Puppchen did not know, of course, that he had just seen the dog outside and had taken it for an omen. (“How superstitious you are, Hanno,” Anni said scornfully. “You're like the peasant women in the market.”) The dog had been down there nosing about in the flower beds, as far as he could make out from the window, just above where the funk hole was. The dog had nosed awhile and then, as he watched, begun to dig.

“Hanno, what are you looking at?” Puppchen asked.

He had remained silent and watched the dog. If he had panicked—if it was to be a series of frights, dogs, cats, alarms, he would have turned around and told her then. If that dog had known what was underneath, then others would know what was underneath. But he had not seriously believed that the dog could know what lay beneath the soil and wood and was encased in cement any more than he believed the stories about dogs left thousands of miles away who somehow found their way back to their owners.

“Hanno!” Puppchen called and came barefoot to his side, just as the dog was leaving to sniff and dig in some other spot for reasons known only to itself and other dogs. “Hanno!” Puppchen said.

“What is it, Puppchen?”

“What? I said I wanted to stay here because … Didn't you hear me, Hanno?”

He turned away from the window and held out his arms to her. He said, “We will stay, my darling.”

He remembered that on that morning Philip Scott had come to breakfast to talk over cuts in the third act of the Christmas play. Philip had been Felix's assistant, just not talented enough on his own, just too much a copy to make a success on his own, or, more simply, just not aggressive enough. Not Broadway, Philip, and with sense enough to want to stay where he belonged; but with the gift, the great gift, of enjoying what others had without covetousness. (Philip had enjoyed his success without envying it; Philip had enjoyed Puppchen without coveting her.)

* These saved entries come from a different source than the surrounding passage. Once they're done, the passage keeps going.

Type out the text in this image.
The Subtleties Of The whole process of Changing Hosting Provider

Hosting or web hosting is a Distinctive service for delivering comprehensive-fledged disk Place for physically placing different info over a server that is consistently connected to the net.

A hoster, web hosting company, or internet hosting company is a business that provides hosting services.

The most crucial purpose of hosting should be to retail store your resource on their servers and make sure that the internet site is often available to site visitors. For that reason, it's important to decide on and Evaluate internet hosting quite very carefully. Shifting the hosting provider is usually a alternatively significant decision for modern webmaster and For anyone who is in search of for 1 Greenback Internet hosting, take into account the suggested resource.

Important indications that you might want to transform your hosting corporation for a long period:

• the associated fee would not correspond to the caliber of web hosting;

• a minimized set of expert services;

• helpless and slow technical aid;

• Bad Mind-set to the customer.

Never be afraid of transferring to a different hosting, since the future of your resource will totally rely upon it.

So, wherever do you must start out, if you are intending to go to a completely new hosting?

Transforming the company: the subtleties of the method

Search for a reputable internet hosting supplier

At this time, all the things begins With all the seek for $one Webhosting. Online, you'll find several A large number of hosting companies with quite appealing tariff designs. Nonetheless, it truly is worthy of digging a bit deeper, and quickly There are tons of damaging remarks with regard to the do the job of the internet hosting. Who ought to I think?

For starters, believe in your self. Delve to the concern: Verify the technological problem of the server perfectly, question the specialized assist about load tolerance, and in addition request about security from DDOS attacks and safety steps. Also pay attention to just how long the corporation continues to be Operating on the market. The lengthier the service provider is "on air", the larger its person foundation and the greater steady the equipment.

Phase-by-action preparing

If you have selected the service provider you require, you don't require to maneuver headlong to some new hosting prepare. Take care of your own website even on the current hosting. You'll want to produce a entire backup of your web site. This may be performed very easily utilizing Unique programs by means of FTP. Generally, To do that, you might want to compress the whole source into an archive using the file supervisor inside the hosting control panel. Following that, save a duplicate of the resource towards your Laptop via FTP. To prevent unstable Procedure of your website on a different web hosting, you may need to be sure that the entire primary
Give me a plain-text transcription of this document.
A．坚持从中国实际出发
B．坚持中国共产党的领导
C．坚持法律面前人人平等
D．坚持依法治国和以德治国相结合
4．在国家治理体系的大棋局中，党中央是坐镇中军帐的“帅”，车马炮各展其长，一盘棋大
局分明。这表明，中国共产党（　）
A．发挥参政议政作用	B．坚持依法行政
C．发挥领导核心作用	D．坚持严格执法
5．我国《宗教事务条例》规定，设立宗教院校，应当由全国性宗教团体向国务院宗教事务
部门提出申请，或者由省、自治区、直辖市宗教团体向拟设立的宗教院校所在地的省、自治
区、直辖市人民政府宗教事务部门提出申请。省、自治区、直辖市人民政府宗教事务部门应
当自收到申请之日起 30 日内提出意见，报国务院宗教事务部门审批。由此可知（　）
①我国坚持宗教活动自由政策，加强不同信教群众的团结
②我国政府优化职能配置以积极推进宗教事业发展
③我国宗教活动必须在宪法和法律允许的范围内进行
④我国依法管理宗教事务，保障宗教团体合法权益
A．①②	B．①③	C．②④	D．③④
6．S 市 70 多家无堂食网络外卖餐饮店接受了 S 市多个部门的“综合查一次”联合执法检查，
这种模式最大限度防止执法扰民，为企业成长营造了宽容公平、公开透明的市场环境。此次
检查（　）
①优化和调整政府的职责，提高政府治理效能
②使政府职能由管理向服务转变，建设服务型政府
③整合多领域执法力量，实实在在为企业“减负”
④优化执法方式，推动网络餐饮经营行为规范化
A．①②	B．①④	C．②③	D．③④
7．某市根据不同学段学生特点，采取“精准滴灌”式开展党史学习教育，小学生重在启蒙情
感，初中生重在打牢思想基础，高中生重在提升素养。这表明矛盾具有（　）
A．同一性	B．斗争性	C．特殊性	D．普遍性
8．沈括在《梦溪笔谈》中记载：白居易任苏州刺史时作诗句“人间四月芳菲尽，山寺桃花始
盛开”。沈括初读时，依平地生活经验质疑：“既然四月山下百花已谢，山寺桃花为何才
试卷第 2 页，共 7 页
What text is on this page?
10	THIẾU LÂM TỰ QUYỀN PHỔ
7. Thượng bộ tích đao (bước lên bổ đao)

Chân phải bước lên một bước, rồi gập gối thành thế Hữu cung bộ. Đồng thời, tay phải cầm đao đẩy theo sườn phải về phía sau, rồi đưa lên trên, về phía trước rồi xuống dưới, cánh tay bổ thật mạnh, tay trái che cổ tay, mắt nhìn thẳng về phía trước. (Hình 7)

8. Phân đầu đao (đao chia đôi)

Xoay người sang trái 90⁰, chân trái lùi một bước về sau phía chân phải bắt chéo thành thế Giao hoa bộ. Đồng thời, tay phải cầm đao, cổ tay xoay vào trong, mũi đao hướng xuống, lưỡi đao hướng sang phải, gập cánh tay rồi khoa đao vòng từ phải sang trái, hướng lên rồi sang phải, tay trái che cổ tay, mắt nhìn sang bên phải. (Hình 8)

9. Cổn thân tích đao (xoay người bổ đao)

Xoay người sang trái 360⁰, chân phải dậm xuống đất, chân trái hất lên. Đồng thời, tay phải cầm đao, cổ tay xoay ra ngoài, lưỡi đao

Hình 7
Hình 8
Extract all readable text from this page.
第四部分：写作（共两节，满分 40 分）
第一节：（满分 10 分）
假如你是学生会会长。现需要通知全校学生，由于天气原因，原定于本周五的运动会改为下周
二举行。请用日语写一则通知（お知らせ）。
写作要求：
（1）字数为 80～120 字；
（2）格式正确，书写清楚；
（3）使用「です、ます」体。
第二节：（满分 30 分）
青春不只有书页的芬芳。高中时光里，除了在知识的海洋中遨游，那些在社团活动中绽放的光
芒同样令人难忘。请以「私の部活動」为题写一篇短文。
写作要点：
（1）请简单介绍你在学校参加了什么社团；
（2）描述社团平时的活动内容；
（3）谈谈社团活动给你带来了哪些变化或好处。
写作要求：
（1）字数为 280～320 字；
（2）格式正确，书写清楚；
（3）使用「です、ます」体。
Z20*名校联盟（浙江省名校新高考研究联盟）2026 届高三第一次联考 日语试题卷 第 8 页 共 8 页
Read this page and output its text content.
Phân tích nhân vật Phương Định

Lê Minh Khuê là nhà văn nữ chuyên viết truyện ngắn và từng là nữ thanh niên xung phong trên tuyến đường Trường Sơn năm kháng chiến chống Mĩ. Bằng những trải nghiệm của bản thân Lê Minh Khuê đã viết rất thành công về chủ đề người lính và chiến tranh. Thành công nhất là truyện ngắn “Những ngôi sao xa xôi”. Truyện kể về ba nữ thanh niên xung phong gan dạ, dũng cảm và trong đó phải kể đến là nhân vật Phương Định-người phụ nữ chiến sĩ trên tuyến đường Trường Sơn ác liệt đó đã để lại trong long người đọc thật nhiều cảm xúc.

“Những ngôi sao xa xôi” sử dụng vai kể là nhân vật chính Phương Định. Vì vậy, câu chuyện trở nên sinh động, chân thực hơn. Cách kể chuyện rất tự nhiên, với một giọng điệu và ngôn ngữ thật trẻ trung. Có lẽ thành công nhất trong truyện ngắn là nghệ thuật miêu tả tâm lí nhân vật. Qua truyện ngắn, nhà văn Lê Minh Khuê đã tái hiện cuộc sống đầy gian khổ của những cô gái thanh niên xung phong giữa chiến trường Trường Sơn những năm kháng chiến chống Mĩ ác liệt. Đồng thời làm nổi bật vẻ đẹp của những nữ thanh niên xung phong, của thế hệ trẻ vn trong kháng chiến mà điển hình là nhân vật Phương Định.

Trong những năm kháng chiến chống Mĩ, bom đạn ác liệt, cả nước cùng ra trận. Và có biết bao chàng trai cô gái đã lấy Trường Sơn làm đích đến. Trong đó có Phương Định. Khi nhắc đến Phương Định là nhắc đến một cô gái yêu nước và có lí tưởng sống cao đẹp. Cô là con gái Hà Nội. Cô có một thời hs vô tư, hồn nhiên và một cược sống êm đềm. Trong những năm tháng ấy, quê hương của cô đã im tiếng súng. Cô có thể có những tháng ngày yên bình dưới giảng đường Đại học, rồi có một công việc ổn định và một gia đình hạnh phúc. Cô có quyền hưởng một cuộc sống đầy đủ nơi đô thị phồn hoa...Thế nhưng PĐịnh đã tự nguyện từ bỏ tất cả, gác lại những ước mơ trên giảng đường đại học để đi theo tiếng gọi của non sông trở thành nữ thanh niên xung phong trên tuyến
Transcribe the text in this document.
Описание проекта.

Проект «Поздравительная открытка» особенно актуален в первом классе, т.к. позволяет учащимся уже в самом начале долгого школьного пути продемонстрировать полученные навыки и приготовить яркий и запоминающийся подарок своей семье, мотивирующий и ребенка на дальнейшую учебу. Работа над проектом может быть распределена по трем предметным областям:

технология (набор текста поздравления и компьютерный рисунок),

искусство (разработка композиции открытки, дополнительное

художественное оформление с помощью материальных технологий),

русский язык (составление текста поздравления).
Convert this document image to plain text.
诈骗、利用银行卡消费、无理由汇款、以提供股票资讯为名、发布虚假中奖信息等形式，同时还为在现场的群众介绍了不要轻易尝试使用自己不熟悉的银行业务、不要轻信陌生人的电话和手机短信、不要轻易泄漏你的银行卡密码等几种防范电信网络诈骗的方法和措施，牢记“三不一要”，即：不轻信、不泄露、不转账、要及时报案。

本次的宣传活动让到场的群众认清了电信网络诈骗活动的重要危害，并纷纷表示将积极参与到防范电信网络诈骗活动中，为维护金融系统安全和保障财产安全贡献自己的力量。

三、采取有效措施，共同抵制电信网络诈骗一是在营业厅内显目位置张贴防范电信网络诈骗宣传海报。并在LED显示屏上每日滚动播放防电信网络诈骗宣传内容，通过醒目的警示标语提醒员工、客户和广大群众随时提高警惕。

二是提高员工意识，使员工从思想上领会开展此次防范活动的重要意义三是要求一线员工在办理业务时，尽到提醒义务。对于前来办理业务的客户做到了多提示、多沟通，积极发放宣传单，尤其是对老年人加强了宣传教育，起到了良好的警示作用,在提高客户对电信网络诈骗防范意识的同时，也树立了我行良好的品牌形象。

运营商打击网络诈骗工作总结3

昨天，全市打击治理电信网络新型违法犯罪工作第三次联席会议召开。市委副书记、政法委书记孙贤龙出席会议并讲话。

That morning Puppchen, in her new role of mother-to-be, of woman-to-be, was downstairs before him, ordering French toast all round. (Usually it was he who told Mrs. Brown, their
daily
, what to cook and what to order and even what she had left dirty.) Puppchen had been dressed and down on that morning before he could be; stiff he had been. By the time he came out on the balcony, Puppchen and Philip Scott had finished their breakfasts.

He had called down, “Good morning, Philip,” and Philip and Puppchen both looked up at the balcony, both smiling up at him as if a fat man in a gaudy flannel shirt and workman's trousers was a lovely sight.

Philip had been telling Puppchen some story about him, Puppchen said, giggling. It had been, as usual, an old Wien story of Felix's in which he was the buffoon-hero, a combination which Felix had liked, perhaps which Felix had invented. Philip remembered Felix's anecdotes and kept telling them to Puppchen.

Philip had been prepared by Felix to hero-worship him on sight because of these very stories. When Philip heard that they had bought Felix's house, he had been in seventh heaven. Yet, if he hadn't come, the college might have made Philip head of the department; good directing heads weren't easy to come by. (Forget Philip's goodness!)

That morning, after breakfast, the day shining and clean after the rain of the evening before, he had settled down to work with Philip. (It had not happened was the idea. Nothing had happened.) Puppchen remarked happily that in New York Hanno had never stayed home to work. She liked his staying home to work.

“You do like it here, then, Puppchen?” Unlike the students Philip had been permitted to call her by the pet name.

“I love it here. I was just telling Hanno I did.”

“We love you here,” Philip said. He had a thin, blushing skin. “Puppchen, why don't you make Hanno stay here? Work on him. We're not that far from Broadway. I mean when Hanno has a play, he could be in New York and stay here the rest of the time. If he'd be some kind of honorary staff member … Boy … the dean and the Executive Committee would be out of their minds with joy. Make him, Puppchen; this would be where he could work out ideas. Some of the kids are wonderful to work with.”